Ninette Lina Ron Pereira (23 September 1959 – 5 March 2011) was a Venezuelan political leader. She was the founder and president of the Venezuelan Popular Unity party, one of the parties which supported President Hugo Chávez. Ron ran one of the Bolivarian Circles. She died of a heart attack in 2011 at the age of 51 and was buried in the South Cemetery of Plaza Andrés Eloy Blanco. President Chávez extolled her as "a true soldier of the people" and a "complete revolutionary."

==Early life==
Lina Ron was born in Anaco, in the state of Anzoategui on September 23, 1959. She was the fourth child of Manuel Ron Chira, a political leader, and Herminia Pereira. She and her six brothers plus eight cousins were raised by Lina Ron's mother after her father Manuel went to prison after being convicted of murder. She studied medicine at the Central University of Venezuela until the eighth semester, when she dropped out.

==Political career==
She moved to Caracas at the age of 27 and worked in a shopping mall before becoming a leftist student leader in the Comité de Luchas Populares (CLP), where she demonstrated in favor of students, street vendors and squatters. She dyed her hair platinum-blond and played an important role as an activist.

===Political approach===
Ron said she fought on behalf of the most dispossessed so that they would not become eternal victims of "the oligarchy and imperialism in Venezuela". She became famous in 2002, when she was part of the demonstration in front of the U.S. embassy during the attempted coup against Hugo Chávez.
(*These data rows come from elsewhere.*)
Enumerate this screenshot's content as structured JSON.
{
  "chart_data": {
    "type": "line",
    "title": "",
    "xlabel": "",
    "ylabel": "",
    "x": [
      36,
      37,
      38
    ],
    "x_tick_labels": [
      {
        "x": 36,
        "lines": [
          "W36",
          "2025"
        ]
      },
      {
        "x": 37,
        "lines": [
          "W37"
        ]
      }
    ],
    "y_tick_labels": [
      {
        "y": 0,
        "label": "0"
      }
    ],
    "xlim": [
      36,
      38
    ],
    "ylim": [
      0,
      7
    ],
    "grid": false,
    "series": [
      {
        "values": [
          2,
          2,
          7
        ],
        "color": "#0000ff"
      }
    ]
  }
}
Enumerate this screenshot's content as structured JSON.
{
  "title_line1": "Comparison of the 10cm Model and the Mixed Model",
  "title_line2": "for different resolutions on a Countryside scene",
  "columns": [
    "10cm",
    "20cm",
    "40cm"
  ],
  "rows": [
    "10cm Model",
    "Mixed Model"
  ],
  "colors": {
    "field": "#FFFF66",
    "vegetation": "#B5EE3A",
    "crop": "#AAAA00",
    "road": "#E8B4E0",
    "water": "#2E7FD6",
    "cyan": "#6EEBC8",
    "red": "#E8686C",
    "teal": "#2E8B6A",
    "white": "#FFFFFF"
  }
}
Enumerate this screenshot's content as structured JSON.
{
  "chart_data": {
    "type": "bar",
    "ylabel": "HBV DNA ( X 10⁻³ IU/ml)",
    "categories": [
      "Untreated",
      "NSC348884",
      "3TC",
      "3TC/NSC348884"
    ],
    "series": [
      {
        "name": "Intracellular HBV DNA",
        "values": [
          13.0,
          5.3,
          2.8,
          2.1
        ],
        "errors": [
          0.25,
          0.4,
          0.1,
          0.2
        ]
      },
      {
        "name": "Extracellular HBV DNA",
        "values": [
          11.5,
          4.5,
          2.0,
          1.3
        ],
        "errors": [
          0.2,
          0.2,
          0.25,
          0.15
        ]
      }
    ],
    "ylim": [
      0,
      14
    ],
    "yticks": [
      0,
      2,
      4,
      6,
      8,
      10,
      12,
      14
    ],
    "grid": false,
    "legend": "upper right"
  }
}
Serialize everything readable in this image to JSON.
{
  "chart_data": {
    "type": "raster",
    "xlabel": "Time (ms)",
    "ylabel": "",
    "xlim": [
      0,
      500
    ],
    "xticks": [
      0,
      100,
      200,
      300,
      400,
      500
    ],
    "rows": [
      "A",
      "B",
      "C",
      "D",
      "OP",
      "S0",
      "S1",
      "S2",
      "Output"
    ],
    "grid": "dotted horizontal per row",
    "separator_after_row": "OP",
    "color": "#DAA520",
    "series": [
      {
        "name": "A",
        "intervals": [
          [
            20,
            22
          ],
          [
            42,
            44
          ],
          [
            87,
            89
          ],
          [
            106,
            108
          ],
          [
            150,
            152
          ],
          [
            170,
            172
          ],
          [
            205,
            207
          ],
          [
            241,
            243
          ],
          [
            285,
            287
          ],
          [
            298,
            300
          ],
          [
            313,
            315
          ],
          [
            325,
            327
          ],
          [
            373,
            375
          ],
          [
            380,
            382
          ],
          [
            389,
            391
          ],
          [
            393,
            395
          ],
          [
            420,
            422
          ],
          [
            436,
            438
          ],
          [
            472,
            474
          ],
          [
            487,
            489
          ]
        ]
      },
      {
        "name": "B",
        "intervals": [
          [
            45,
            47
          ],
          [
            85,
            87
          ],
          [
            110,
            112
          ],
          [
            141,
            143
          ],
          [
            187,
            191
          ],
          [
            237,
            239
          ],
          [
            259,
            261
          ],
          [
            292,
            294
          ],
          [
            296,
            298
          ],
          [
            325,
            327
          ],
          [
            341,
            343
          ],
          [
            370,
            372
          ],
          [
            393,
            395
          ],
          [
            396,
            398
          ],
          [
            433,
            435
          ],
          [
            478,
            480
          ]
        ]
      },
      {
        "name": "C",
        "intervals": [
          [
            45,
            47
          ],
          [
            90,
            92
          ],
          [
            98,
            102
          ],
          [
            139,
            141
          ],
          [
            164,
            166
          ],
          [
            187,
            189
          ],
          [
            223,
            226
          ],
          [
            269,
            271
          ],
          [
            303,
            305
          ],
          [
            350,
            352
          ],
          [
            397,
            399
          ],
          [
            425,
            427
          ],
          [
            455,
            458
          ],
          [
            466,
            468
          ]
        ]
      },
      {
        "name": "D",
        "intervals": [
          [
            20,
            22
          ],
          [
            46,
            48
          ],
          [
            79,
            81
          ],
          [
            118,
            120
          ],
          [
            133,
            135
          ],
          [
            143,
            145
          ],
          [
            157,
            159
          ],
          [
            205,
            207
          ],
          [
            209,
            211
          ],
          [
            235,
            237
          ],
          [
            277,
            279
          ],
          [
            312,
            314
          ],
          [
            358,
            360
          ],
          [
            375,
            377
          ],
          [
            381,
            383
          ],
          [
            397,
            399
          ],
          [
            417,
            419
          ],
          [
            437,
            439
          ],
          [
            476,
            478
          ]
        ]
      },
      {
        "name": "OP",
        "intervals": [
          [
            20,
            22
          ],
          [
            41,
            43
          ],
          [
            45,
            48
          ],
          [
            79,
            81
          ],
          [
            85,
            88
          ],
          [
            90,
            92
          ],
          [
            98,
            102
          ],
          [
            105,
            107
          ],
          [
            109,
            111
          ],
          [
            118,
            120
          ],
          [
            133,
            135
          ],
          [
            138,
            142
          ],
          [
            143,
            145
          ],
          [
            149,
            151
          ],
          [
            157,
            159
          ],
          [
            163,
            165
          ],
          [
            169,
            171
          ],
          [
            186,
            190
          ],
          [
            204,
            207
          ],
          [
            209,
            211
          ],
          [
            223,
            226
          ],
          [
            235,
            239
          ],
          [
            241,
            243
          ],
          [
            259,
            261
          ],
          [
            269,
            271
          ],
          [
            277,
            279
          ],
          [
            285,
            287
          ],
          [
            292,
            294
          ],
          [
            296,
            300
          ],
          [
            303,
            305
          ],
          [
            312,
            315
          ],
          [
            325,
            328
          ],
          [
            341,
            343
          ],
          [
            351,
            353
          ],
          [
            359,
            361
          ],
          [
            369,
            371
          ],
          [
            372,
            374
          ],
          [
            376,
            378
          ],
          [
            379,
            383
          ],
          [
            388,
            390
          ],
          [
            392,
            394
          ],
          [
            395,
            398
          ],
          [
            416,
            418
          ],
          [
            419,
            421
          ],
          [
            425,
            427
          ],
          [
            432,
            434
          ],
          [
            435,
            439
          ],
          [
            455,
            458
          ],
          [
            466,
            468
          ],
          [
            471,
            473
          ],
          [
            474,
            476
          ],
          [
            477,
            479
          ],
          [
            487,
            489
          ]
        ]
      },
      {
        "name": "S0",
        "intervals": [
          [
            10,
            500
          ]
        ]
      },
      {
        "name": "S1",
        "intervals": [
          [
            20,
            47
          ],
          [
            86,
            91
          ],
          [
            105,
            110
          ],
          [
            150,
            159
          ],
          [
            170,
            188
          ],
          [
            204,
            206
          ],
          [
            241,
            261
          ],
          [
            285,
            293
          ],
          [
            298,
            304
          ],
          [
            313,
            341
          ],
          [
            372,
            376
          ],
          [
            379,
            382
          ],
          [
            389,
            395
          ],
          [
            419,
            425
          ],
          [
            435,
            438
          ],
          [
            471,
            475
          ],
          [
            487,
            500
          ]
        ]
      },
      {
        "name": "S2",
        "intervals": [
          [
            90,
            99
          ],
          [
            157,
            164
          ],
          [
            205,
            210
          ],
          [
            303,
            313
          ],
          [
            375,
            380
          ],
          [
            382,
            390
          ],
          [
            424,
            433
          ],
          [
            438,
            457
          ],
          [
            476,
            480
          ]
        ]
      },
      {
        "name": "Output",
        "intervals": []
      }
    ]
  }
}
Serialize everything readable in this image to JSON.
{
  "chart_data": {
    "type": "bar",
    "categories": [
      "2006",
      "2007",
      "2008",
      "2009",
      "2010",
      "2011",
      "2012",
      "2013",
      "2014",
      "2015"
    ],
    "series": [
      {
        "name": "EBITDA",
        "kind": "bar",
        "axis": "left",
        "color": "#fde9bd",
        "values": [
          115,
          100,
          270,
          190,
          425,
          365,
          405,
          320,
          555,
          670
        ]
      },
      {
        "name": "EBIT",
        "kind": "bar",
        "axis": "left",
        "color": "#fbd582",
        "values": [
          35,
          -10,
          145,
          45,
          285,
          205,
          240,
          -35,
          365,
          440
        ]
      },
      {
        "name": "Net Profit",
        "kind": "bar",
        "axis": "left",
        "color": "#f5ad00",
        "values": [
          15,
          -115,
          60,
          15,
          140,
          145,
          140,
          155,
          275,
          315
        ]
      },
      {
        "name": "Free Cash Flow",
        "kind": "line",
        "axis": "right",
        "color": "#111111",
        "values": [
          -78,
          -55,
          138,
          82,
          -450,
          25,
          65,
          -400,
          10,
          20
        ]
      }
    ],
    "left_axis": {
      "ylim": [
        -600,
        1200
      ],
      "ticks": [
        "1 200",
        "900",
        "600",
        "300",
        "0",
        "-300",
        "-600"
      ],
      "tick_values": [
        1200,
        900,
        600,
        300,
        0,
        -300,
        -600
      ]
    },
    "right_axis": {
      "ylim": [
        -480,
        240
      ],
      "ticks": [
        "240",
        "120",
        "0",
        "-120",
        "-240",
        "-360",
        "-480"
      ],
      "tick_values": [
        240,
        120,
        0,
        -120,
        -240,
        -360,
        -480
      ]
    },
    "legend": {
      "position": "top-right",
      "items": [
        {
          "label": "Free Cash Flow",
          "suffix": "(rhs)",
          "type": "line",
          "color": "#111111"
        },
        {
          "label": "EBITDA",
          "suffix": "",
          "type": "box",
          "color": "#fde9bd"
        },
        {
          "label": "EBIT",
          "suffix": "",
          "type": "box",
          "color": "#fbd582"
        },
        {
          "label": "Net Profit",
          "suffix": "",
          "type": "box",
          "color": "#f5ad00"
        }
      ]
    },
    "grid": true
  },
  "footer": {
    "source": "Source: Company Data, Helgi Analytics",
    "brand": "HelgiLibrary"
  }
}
Ron was very aggressive and volatile in her radical political approach, to the point that even Chávez called her "uncontrollable", and she labelled herself as the "ugly part" of the "revolution". She was also a leader of one of the Bolivarian Circles called La Piedrita stating that such circles were "armed to the teeth". In 2008, she and her companions had attacked the Archbishop's Palace in Caracas and irascibly evicted people who were there, and had adamantly demanded the support of the Catholic Church to the cause of the revolution. In 2009, Ron led an armed attack on Globovisión, where she and attackers threw tear gas into the headquarters of the news organization that left injured multiple individuals inside and threatened its security with firearms. She then went to jail for three months following the 2009 attack and was allegedly recommended to be placed on the United States' Visas Viper for suspected terrorists due to the violent actions.

==Death==
On 5 March 2011, Andrés Izarra, then head of the Ministry of Communication and Information announced that Lina Ron died of "coronary obstructive disease of long standing". Officials of the Bello Monte morgue in Caracas ruled that she did not die of a reported medicine overdose or intoxication since there were no leaks found on any of her organs. Following her death, President Chávez stated that she "was a sharp sword and living flame of popular socialist Bolivarian Revolution" and that "with the departure of Lina Ron the sword sharpens more and the flame grows more".